A afirmação é do desembargador João Batista Martins César, do TRT
da 15ª Região
Desembargador-
foto: Foguinho/Smetal
Munido
de estatísticas, pesquisas e amplo conhecimento da legislação brasileira, o
desembargador João Batista Martins César, do Tribunal Regional do Trabalho
(TRT) da 15ª Região (Campinas), afirmou, durante debate na Câmara Municipal de
Sorocaba na quarta-feira (6) que a terceirização é sinônimo de precarização do
trabalho, "em todos os sentidos". De acordo com ele, "mente quem
diz o contrário".
O
debate, que durou mais de três horas, foi coordenado pelo vereador Izídio de
Brito (PT) e fez parte da programação da 11ª Semana Municipal de Prevenção a
Acidentes de Trabalho, que começou no dia 3 e segue até sábado, dia 7.
Segundo
o desembargador, os trabalhadores terceirizados sofrem cinco vezes mais
acidentes de trabalho do que o funcionário direto.
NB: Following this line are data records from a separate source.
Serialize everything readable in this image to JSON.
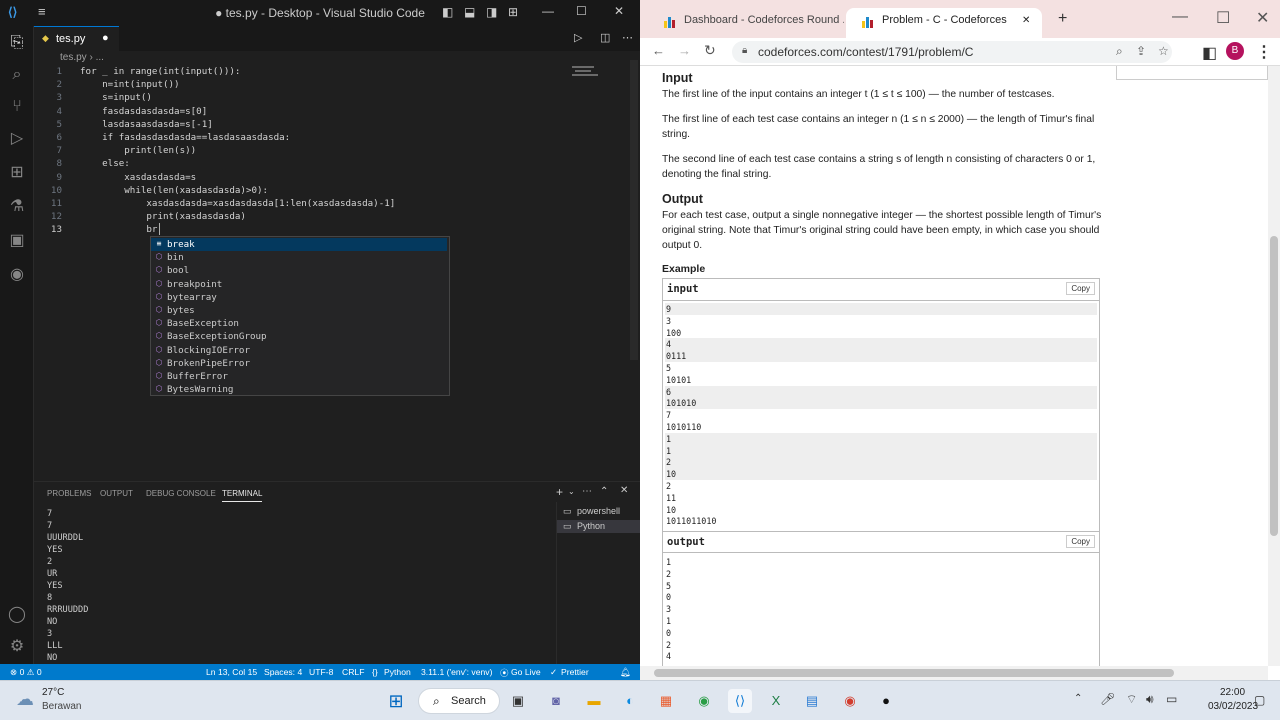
{
  "vscode": {
    "title": "● tes.py - Desktop - Visual Studio Code",
    "tab": {
      "label": "tes.py",
      "dirty": "●"
    },
    "breadcrumb": "tes.py › ...",
    "lines": [
      {
        "n": "1",
        "text": "for _ in range(int(input())):"
      },
      {
        "n": "2",
        "text": "    n=int(input())"
      },
      {
        "n": "3",
        "text": "    s=input()"
      },
      {
        "n": "4",
        "text": "    fasdasdasdasda=s[0]"
      },
      {
        "n": "5",
        "text": "    lasdasaasdasda=s[-1]"
      },
      {
        "n": "6",
        "text": "    if fasdasdasdasda==lasdasaasdasda:"
      },
      {
        "n": "7",
        "text": "        print(len(s))"
      },
      {
        "n": "8",
        "text": "    else:"
      },
      {
        "n": "9",
        "text": "        xasdasdasda=s"
      },
      {
        "n": "10",
        "text": "        while(len(xasdasdasda)>0):"
      },
      {
        "n": "11",
        "text": "            xasdasdasda=xasdasdasda[1:len(xasdasdasda)-1]"
      },
      {
        "n": "12",
        "text": "            print(xasdasdasda)"
      },
      {
        "n": "13",
        "text": "            br"
      }
    ],
    "suggestions": [
      "break",
      "bin",
      "bool",
      "breakpoint",
      "bytearray",
      "bytes",
      "BaseException",
      "BaseExceptionGroup",
      "BlockingIOError",
      "BrokenPipeError",
      "BufferError",
      "BytesWarning"
    ],
    "panel_tabs": [
      "PROBLEMS",
      "OUTPUT",
      "DEBUG CONSOLE",
      "TERMINAL"
    ],
    "terminal": [
      "7",
      "7",
      "UUURDDL",
      "YES",
      "2",
      "UR",
      "YES",
      "8",
      "RRRUUDDD",
      "NO",
      "3",
      "LLL",
      "NO"
    ],
    "terminals": [
      "powershell",
      "Python"
    ],
    "status": {
      "errors": "⊗ 0 ⚠ 0",
      "position": "Ln 13, Col 15",
      "spaces": "Spaces: 4",
      "encoding": "UTF-8",
      "eol": "CRLF",
      "language": "Python",
      "interpreter": "3.11.1 ('env': venv)",
      "golive": "Go Live",
      "prettier": "Prettier"
    }
  },
  "chrome": {
    "tabs": [
      "Dashboard - Codeforces Round ...",
      "Problem - C - Codeforces"
    ],
    "url": "codeforces.com/contest/1791/problem/C",
    "profile": "B",
    "input_heading": "Input",
    "input_p1": "The first line of the input contains an integer t (1 ≤ t ≤ 100) — the number of testcases.",
    "input_p2": "The first line of each test case contains an integer n (1 ≤ n ≤ 2000) — the length of Timur's final string.",
    "input_p3": "The second line of each test case contains a string s of length n consisting of characters 0 or 1, denoting the final string.",
    "output_heading": "Output",
    "output_p": "For each test case, output a single nonnegative integer — the shortest possible length of Timur's original string. Note that Timur's original string could have been empty, in which case you should output 0.",
    "example_heading": "Example",
    "input_label": "input",
    "output_label": "output",
    "copy_label": "Copy",
    "input_lines": [
      "9",
      "3",
      "100",
      "4",
      "0111",
      "5",
      "10101",
      "6",
      "101010",
      "7",
      "1010110",
      "1",
      "1",
      "2",
      "10",
      "2",
      "11",
      "10",
      "1011011010"
    ],
    "output_lines": [
      "1",
      "2",
      "5",
      "0",
      "3",
      "1",
      "0",
      "2",
      "4"
    ]
  },
  "taskbar": {
    "weather_temp": "27°C",
    "weather_desc": "Berawan",
    "search": "Search",
    "time": "22:00",
    "date": "03/02/2023"
  }
}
O Brasil, por sua vez, tem
um dos maiores índices de mortes por acidente de trabalho do mundo, perdendo
apenas para a Índia, Coréia do Sul e El Salvador.
Todo
ano, 700 mil trabalhadores sofrem acidentes de trabalho, com 14 mil
incapacitações físicas e 2.800 mortes. "São mais vidas perdidas no trabalho
no Brasil do que os Estados Unidos perdem nas guerras", comparou João
Batista. "O Estado de São Paulo, o mais rico da federação, é o responsável
por 50% desses índices absurdos", informou.
Baixos salários e outros
problemas
Além
do elevado número de acidentes, o desembargador relacionou vários outros
problemas trabalhistas típicos da terceirização, como baixos salários
(terceirizados ganham, em média, um terço a menos que o trabalhador direto),
jornadas de trabalho maiores, falta de condições de trabalho, falta de
investimento em treinamento de pessoal, falta de plano de carreira, perda de
benefícios (como plano de saúde) e falta de registro em carteira.
Antes
de ser desembargador, João Batista foi Procurador do Ministério Público do
Trabalho. Pela experiência dele, não é verdade que o PL 4330, aprovado na
Câmara e que agora tramita no Senado (com o nome de PLC 30/2015), vai
regulamentar o trabalho terceirizado e trazer benefícios para os trabalhadores.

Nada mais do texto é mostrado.